Gli opliti combattono affiancati e senza differenziazione di schieramento in ordini, ma in una formazione compatta. Almeno in Grecia: se mi passate la generalizzazione. Difficile è anche immaginare potessero combattere in file di 13 guerrieri, 5 del primo tipo, 4 del seconfo e 4 del terzo: i cambi di formazione richiedevano unità di numero numero pari: 4, 8, 16, 32 o 6, 12, 24 guerrieri.

In realtà essendo quella della situla una rappresentazione sintetica e astratta è veramente eccessivo dedurne anche la precisa profondità dell'unità.

È invece possibile che questa formazione (fosse profonda o meno 13 uomini) venisse composta sul campo di battaglia: gli uomini escono dall'accampamento per gruppi omogenei e poi si schierano in ordini paralleli, più o meno ravvicinati, sempre mantenendo la coesione censuaria o tribale.

Certo è che la genesi della tattica manipolare trova una delle sue origini proprio nella stratificazione in classi, e nella situla della Certosa non è senza fondamento l'ipotesi di vederla rappresentata.

Tirando le somme, credo comunque che l'ipotesi più plausibile sia che la situla della Certosa vada interpretata "politicamente": quella che vediamo è una sfilata di contingenti alleati.

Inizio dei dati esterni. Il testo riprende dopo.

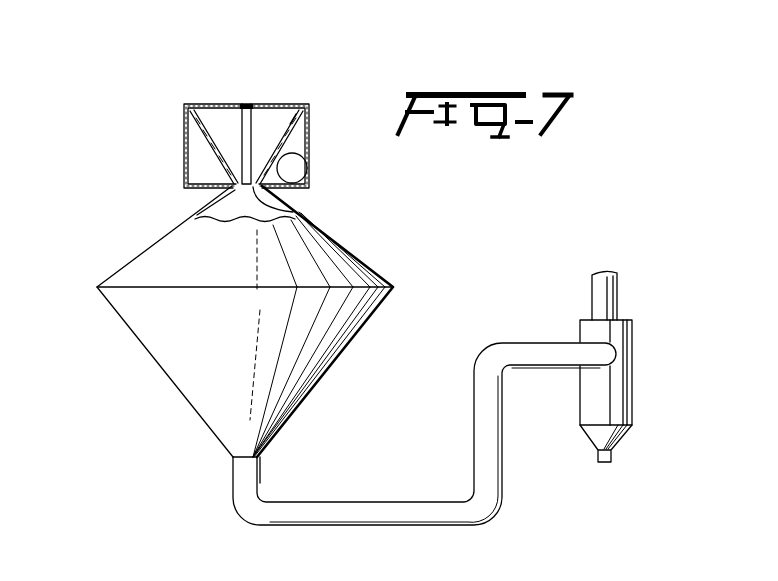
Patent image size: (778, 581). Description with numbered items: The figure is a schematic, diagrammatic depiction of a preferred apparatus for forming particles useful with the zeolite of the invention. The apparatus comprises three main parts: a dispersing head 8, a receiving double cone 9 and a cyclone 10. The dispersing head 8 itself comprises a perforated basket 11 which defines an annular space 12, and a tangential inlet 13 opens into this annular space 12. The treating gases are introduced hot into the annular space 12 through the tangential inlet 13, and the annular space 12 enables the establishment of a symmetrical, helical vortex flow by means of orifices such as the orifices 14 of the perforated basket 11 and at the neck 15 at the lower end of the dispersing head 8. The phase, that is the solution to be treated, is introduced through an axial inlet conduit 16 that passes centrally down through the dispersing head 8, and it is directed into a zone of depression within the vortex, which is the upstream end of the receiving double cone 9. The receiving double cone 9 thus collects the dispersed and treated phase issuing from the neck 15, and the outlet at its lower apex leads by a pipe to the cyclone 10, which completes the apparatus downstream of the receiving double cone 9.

The dispersing head 8 is at (184, 145).
The receiving double cone 9 is at (163, 377).
The cyclone 10 is at (632, 377).
The perforated basket 11 is at (290, 139).
The annular space 12 is at (200, 170).
The tangential inlet 13 is at (297, 168).
The orifices 14 is at (187, 123).
The neck 15 is at (295, 212).
The axial inlet conduit 16 is at (247, 108).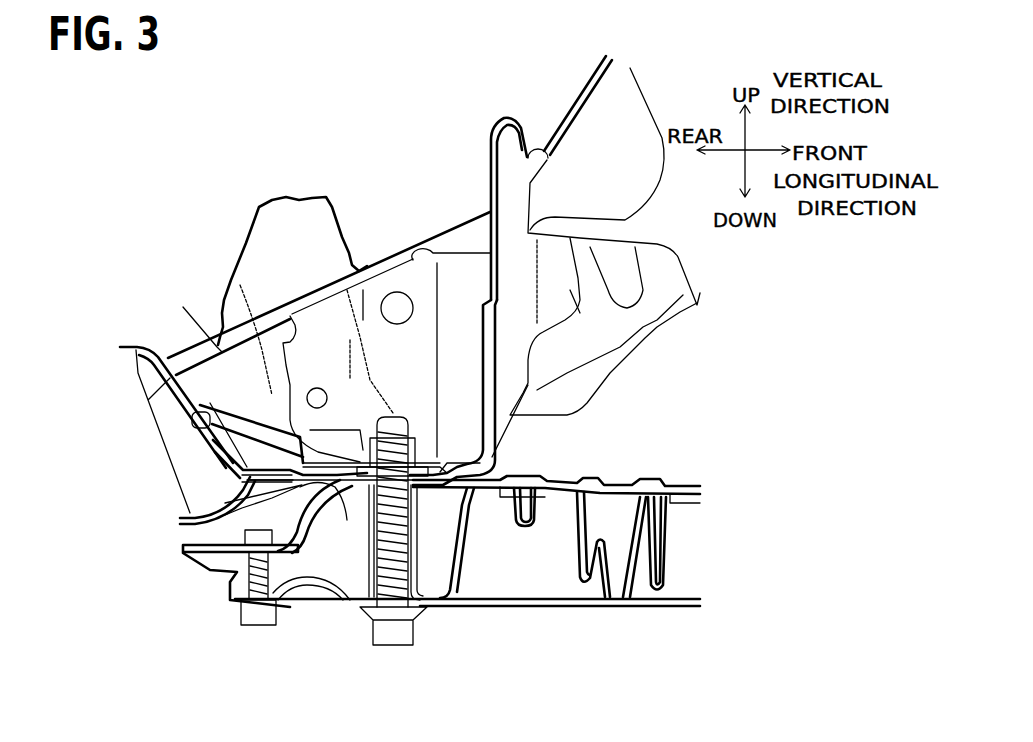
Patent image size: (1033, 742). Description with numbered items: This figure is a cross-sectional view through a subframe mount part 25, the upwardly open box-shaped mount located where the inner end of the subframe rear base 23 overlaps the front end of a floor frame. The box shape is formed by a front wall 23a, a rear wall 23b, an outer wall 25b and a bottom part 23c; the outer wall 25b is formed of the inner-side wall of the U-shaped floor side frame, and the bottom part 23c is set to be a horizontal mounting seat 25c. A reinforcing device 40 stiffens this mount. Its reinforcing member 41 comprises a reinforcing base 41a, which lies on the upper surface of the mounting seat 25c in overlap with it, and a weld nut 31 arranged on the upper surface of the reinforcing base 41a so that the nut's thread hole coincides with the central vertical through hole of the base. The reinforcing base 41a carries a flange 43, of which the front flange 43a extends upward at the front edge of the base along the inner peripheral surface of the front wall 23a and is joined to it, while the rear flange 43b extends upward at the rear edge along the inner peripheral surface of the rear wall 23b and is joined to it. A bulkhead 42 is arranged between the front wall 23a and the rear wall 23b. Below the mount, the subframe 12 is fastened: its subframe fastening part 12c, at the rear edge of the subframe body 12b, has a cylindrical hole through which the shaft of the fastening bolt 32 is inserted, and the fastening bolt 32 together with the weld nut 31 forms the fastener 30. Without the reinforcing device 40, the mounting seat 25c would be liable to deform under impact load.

The subframe 12 is at (570, 543).
The subframe body 12b is at (677, 486).
The subframe fastening part 12c is at (463, 609).
The subframe rear base 23 is at (596, 262).
The front wall 23a is at (513, 177).
The rear wall 23b is at (173, 390).
The bottom part 23c is at (524, 507).
The subframe mount part 25 is at (295, 166).
The outer wall 25b is at (183, 307).
The mounting seat 25c is at (492, 495).
The fastener 30 is at (294, 293).
The weld nut 31 is at (245, 292).
The fastening bolt 32 is at (350, 297).
The reinforcing device 40 is at (348, 471).
The reinforcing member 41 is at (203, 550).
The reinforcing base 41a is at (245, 475).
The bulkhead 42 is at (427, 273).
The flange 43 is at (386, 445).
The front flange 43a is at (503, 407).
The rear flange 43b is at (253, 453).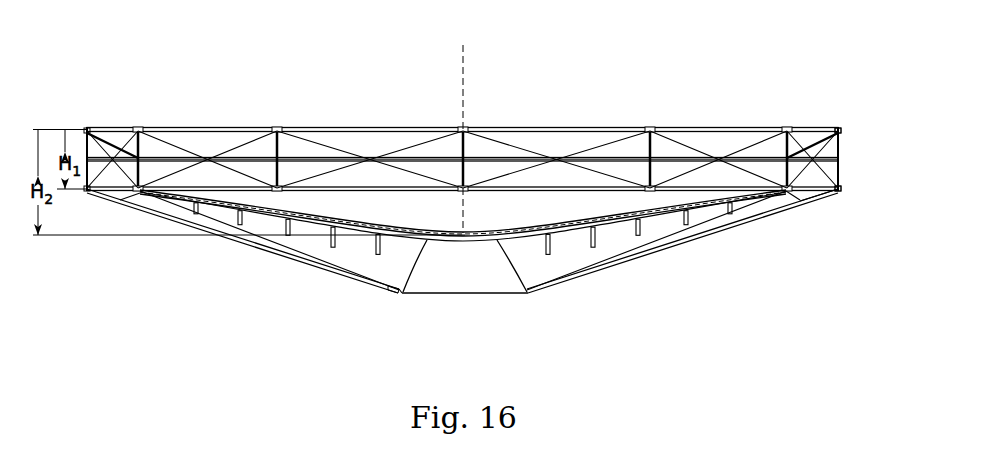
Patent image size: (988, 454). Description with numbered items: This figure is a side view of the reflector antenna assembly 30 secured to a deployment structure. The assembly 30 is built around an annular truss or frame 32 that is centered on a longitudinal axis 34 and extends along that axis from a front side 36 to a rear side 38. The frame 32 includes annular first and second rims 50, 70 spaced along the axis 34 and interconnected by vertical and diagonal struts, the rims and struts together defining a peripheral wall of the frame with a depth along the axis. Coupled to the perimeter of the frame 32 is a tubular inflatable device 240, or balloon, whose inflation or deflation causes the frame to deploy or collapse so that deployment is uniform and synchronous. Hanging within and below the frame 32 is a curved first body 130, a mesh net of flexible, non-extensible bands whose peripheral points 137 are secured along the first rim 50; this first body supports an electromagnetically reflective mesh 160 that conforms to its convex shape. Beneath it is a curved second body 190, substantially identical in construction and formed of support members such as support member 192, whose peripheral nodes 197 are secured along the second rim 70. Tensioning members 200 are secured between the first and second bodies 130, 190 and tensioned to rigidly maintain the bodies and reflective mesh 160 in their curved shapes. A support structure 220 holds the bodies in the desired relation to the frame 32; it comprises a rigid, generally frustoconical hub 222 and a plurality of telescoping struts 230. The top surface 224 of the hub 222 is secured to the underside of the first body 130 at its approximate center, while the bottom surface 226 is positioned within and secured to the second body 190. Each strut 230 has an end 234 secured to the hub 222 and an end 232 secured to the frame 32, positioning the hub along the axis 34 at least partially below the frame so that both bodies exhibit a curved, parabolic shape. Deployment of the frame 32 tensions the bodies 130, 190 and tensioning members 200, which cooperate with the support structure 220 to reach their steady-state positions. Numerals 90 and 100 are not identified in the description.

The reflector antenna assembly 30 is at (802, 82).
The frame 32 is at (852, 124).
The longitudinal axis 34 is at (465, 61).
The front side 36 is at (85, 124).
The rear side 38 is at (818, 203).
The first rim 50 is at (205, 126).
The second rim 70 is at (797, 202).
The upper end node 90 is at (842, 131).
The lower end node 100 is at (842, 188).
The first body 130 is at (579, 212).
The peripheral points 137 is at (863, 149).
The reflective mesh 160 is at (401, 238).
The second body 190 is at (298, 251).
The support member 192 is at (404, 303).
The peripheral nodes 197 is at (863, 206).
The tensioning members 200 is at (280, 217).
The support structure 220 is at (521, 304).
The hub 222 is at (488, 291).
The top surface 224 is at (464, 240).
The bottom surface 226 is at (452, 296).
The struts 230 is at (334, 269).
The strut end 232 is at (129, 194).
The strut end 234 is at (396, 292).
The tubular inflatable device 240 is at (721, 157).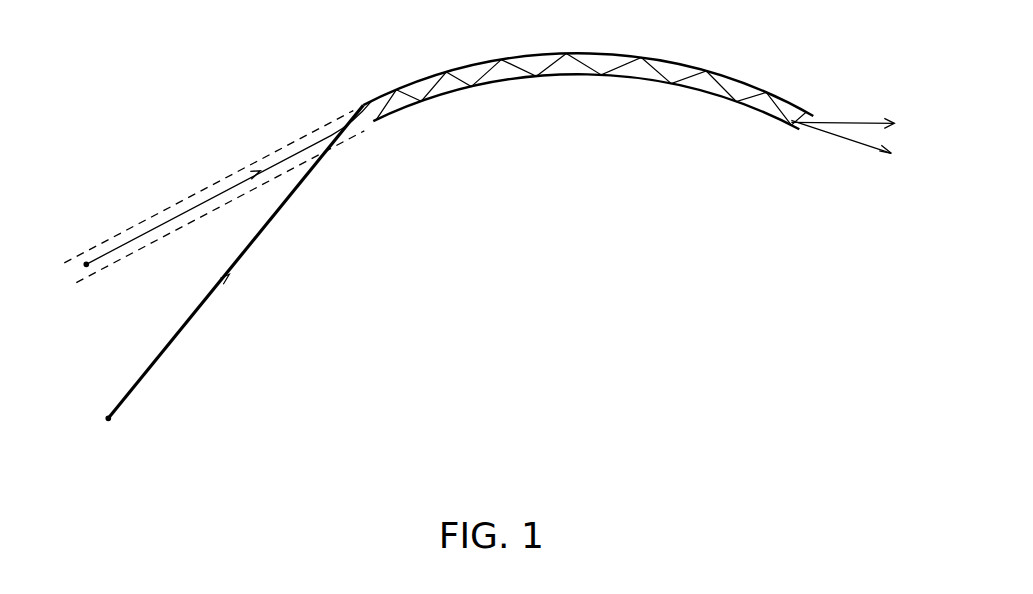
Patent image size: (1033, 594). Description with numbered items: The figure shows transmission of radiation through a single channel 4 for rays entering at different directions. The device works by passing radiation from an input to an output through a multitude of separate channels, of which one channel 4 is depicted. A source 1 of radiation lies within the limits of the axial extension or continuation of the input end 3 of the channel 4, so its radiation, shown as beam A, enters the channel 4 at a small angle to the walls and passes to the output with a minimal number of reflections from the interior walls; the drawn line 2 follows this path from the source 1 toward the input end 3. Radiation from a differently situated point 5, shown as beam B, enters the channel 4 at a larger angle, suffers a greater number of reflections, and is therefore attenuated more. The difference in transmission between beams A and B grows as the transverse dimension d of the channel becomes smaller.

The source 1 is at (83, 261).
The first trajectory line 2 is at (178, 205).
The input end 3 is at (376, 114).
The channel 4 is at (573, 72).
The point 5 is at (105, 415).
The beam A is at (293, 152).
The beam B is at (263, 232).
The dimension of the channel d is at (342, 82).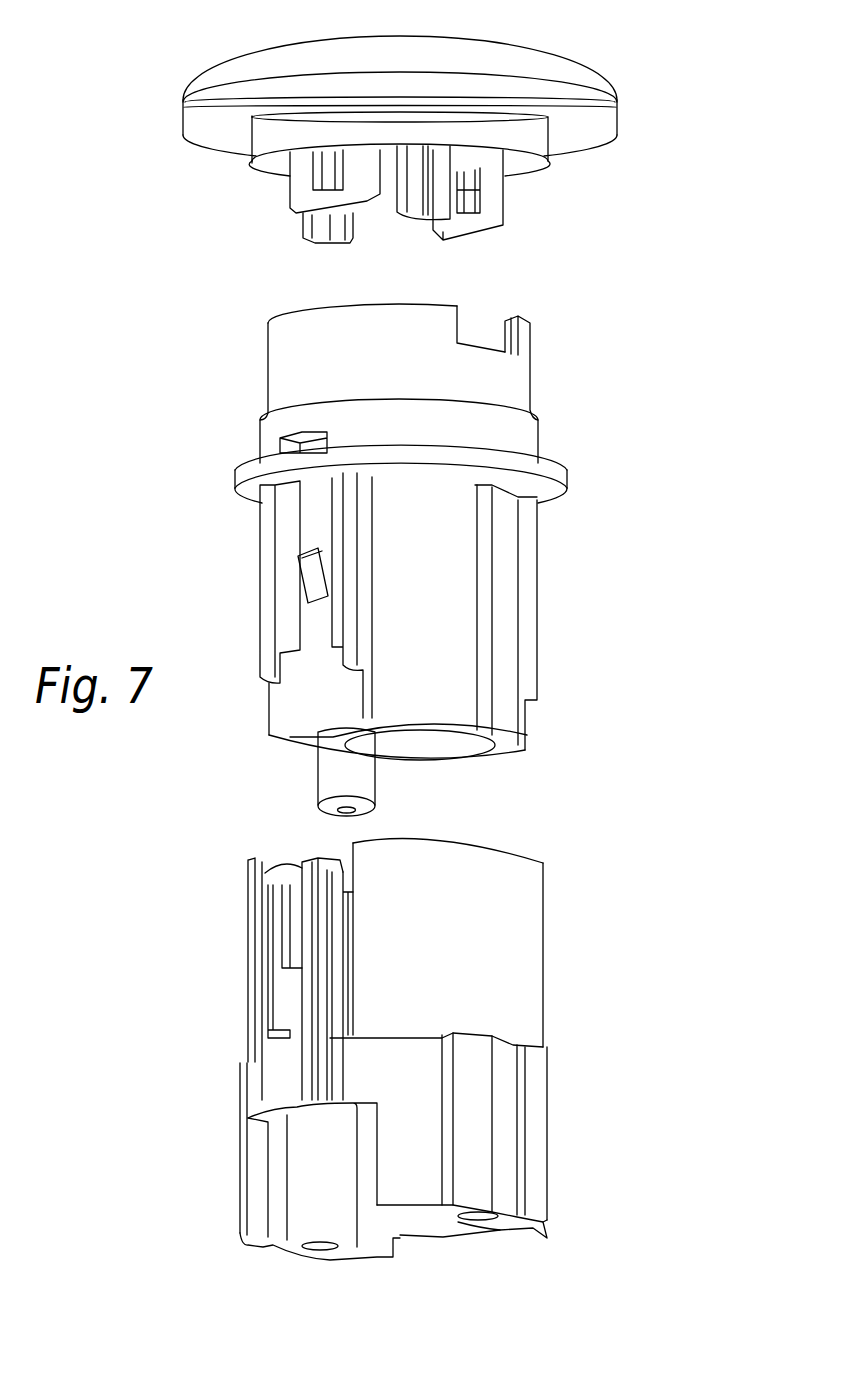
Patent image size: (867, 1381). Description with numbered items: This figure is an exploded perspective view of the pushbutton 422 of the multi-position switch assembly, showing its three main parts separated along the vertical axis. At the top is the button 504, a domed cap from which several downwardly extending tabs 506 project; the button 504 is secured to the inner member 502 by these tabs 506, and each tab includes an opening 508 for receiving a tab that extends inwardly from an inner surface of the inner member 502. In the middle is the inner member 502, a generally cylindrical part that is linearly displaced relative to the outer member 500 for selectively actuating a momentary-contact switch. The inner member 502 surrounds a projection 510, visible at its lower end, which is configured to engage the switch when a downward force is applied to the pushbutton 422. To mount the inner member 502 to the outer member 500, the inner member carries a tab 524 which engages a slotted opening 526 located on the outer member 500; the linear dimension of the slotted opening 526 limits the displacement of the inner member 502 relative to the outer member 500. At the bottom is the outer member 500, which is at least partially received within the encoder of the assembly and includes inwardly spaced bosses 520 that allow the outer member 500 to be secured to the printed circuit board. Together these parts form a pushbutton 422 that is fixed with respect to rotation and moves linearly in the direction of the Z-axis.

Il primo è in qualche modo il soggetto principale, i due successivi sono contingenti "amici" che portano il proprio omaggio, l'ultimo un contingente di basso rango, forse i servi del primo, la cavalleria che apre la sfilata un tributo all'aristocrazia locale.

Comunque c'è molto ancora da indagare, perché i punti oscuri sono troppi.